La Réforme est le réveil produit par l’Esprit-Saint. Il a amené des milliers de conversions en Europe. Enfin, les gens vont comprendre qu’il faut se convertir pour que Dieu nous accueille. Et beaucoup vont fuir la violence de notre pays et partir en Suisse, en Hollande et de là aux USA. Les historiens reconnaissent que la ville de New-York fut fondée par les protestants wallons.

En Belgique, les comtes d’Egmond et de Hornes furent décapités sur la Grand Place de Bruxelles. Ils ont payé de leur vie leur fidélité à Jésus-Christ.

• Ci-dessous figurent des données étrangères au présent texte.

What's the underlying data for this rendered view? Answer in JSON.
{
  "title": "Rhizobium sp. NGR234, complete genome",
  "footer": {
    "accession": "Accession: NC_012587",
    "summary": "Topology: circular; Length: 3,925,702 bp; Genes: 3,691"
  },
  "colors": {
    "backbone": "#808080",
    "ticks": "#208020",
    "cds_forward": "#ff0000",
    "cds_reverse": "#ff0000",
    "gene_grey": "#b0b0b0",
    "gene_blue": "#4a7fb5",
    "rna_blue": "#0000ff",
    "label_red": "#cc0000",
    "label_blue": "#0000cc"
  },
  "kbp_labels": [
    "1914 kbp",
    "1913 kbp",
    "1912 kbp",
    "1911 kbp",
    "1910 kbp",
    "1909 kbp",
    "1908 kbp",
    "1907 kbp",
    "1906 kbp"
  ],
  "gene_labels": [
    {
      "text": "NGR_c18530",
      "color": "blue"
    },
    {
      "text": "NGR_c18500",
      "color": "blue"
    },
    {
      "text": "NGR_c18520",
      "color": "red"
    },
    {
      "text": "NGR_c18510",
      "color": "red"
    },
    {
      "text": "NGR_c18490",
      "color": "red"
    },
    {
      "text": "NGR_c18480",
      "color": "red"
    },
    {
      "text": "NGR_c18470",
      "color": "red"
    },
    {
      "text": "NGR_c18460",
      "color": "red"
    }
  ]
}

Quelle conclusion tirer de tout ceci :

Que le peuple chrétien n’oublie pas son histoire.
Que l’Église que combattaient Luther, Calvin et les autres… n’a pas changé.
Le combat n’est pas terminé ; la Réforme doit continuer sans violence, sans compromis, sans haine et avec courage.

Si Luther, Calvin et tous les martyrs de la foi revenaient aujourd’hui, je me demande : seraient-ils d’accord avec ce que je viens de dire ou avec les discours mielleux des œcuméniques de tous bords ?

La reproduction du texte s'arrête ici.